Kurumsal yapı bir toplumda organize olmuş ve aynı zamanda tarihsel boyut taşıyan toplumsal ilişkiler, insanlar tarafından oluşturulmuş normlardır. Bu normlar aynı zamanda kurumların ve demokrasinin sınırlarını da belirleyen kurallardır. Geleneksel ve sosyal kurumlar; devlet, aile, egitim, hukuk, ekonomi, siyaset ve din unsurlarını kapsar.

Kurumsal altyapı olmadan kalkınma sağlanamaz. Çin’de demokrasi yok ve fakat, devlette kurumsal yapı var. Buna rağmen Çin demokrasiye geçmez ise bir miktar daha büyüme olur ve fakat gelişmiş bir ülke olmaz. Para ve faiz politikası kurumsal yapıyı çözemez. Siyasi irade ve halkın demokrasi talebi gerekir.

Bu bağlamda;

Devlette tüm kamu kaynaklarının siyasi iktidarlar tarafından kullanılması etkinlik şartına bağlanmalı, denetim mekanizmalarını siyasi etki dışında tutacak yasal altyapı kurulmalı, kamu kaynaklarını keyfi kullananlar için sert müeyyide getirilmelidir.

Siyasi arpalık olarak kullanmanın önlenmesi için 4 kamu bankasının özelleştirilmesi gerekir. Bu durumda tarım ve esnafa destek, hazineden bankalara dolaylı olarak yapılmalıdır.

Devletin piyasada oligopol yapıları, kartelleri kırması ve rekabetin önünü açması gerekir. Bunun için kamu altyapı yatırımlarını özelleştirmekten vazgeçmek gerekir. Dahası gerektiğinde devletin bizzat piyasada iş görmesi lazımdır.

Bir ekonomide iktisat politikalarının başarısı ve kaynakların en verimli şekilde kullanılması için, her şeyden önce Devlet-Piyasa arasında optimal bir denge kurulmuş olması gerekir. Baskıcı ve bürokratik devlet, sermayenin başka ülkelere çıkmasına ve paralel olarak yatırımların aksamasına neden olur. Bunun için devletin fonksiyonları yeniden tarif edilerek, bürokrasiyi bu paralelde ve liyakat esasına göre şekillendirmek önemlidir.
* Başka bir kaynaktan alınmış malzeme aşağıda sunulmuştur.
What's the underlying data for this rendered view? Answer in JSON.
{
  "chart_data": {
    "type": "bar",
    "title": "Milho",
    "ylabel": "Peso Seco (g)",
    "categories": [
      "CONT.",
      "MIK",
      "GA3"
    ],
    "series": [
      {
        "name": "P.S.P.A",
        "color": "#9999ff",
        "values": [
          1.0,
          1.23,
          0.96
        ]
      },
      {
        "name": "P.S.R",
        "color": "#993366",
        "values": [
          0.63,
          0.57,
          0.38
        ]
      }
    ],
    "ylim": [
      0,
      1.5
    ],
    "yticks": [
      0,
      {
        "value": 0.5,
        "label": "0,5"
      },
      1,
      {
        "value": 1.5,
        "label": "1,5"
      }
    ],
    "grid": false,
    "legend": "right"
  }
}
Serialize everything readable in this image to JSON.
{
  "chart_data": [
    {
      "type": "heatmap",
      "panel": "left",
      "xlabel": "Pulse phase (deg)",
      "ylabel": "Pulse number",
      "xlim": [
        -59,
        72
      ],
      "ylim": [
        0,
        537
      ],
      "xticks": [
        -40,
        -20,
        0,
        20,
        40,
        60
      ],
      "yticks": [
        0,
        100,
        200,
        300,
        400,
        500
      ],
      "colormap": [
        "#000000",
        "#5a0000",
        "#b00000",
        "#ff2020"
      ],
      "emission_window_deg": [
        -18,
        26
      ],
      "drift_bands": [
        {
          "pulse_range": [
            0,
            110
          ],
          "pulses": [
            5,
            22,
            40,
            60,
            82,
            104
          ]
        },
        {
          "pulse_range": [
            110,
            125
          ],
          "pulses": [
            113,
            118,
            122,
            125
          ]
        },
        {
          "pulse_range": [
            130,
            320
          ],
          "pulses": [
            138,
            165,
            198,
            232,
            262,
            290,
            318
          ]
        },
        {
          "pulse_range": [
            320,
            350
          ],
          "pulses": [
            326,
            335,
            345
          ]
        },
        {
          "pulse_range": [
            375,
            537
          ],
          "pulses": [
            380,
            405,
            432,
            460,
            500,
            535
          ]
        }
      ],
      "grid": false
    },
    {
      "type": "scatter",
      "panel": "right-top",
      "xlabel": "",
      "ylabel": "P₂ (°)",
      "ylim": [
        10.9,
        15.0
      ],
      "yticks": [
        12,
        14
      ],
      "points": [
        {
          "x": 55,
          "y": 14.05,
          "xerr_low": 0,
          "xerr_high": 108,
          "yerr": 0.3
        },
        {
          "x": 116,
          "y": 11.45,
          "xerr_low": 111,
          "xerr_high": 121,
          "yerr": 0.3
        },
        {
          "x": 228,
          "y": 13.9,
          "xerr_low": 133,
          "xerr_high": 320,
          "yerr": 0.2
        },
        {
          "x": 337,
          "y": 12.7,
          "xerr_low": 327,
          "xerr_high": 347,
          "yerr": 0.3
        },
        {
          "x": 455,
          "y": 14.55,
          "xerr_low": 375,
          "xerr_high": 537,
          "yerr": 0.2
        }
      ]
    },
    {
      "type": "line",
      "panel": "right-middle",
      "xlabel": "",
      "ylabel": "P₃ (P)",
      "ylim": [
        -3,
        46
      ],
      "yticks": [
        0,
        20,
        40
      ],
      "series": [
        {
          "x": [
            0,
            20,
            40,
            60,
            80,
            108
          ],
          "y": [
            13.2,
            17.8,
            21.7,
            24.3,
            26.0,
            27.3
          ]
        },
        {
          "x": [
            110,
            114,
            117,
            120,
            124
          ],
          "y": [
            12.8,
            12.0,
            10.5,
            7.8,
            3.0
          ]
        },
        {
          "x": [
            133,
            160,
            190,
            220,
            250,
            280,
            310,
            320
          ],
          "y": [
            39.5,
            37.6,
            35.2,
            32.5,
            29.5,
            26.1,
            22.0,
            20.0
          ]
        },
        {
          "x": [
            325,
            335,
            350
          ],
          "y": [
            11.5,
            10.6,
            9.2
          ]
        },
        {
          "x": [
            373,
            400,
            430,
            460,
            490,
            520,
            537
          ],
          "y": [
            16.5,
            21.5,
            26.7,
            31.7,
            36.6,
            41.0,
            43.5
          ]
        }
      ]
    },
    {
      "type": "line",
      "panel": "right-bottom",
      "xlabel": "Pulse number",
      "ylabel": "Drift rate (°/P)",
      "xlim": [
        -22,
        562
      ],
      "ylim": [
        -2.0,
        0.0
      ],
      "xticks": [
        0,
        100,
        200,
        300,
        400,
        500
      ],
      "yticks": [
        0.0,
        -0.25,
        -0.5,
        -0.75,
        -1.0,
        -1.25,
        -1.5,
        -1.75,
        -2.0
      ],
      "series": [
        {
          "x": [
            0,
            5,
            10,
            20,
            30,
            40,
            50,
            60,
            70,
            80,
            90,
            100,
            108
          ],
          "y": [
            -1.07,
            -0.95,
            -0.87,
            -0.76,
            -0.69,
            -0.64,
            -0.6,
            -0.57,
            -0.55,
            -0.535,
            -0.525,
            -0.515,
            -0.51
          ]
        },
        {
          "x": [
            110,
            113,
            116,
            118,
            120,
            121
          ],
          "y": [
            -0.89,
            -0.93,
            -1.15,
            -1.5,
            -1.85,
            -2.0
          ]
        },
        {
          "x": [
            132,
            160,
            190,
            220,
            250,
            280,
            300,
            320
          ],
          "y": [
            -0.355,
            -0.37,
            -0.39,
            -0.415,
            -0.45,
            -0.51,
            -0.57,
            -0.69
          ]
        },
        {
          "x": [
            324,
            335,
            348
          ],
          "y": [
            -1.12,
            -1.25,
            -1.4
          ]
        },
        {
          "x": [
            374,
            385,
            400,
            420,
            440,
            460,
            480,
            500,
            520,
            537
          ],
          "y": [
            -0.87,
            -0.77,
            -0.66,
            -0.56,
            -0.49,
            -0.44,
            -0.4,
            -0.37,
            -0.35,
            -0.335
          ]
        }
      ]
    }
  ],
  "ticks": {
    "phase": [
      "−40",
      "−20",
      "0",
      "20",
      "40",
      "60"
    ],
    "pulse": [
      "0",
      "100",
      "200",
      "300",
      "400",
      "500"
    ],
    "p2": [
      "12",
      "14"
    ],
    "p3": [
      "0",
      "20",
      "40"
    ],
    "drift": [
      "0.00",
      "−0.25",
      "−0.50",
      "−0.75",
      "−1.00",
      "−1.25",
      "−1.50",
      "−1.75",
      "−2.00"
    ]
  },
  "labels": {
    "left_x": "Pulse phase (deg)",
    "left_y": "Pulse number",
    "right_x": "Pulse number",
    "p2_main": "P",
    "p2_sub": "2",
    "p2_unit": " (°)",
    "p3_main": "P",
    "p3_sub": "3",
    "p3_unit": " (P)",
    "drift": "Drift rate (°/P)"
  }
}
Yine devletin ülke kalkınmasında etkili olabilmesi için devlet yönetiminin şeffaf olması gerekir. Devletin şeffaflığı, aynı zamanda devlet bütçesinin halk adına hareket eden meclisler tarafından denetimine imkan vermekle olur. Bu yolla halkın vergileri ile çarçur edilmemiş ve bütçe kaynakları daha etkin kullanılmış oluyor. Anayasa, ya da Parlamentonun denetim yetkisi artırılmalıdır.

Bir ülkede devlet demokratik ve şeffaf olmazsa, otokrasi baskısı olursa, kalkınma projeleri olumsuz etkilenir. Uzun dönemli sabit sermaye yatırımlarının yerini, kısa dönemli ve spekülatif yatırımlar alır.

Kalkınma sorununu iktidar göremiyor ve fakat muhalefet partileri de tartışmıyor. Çünkü toplum olarak yarından endişemiz olduğu için daha ilerisine bakamıyoruz.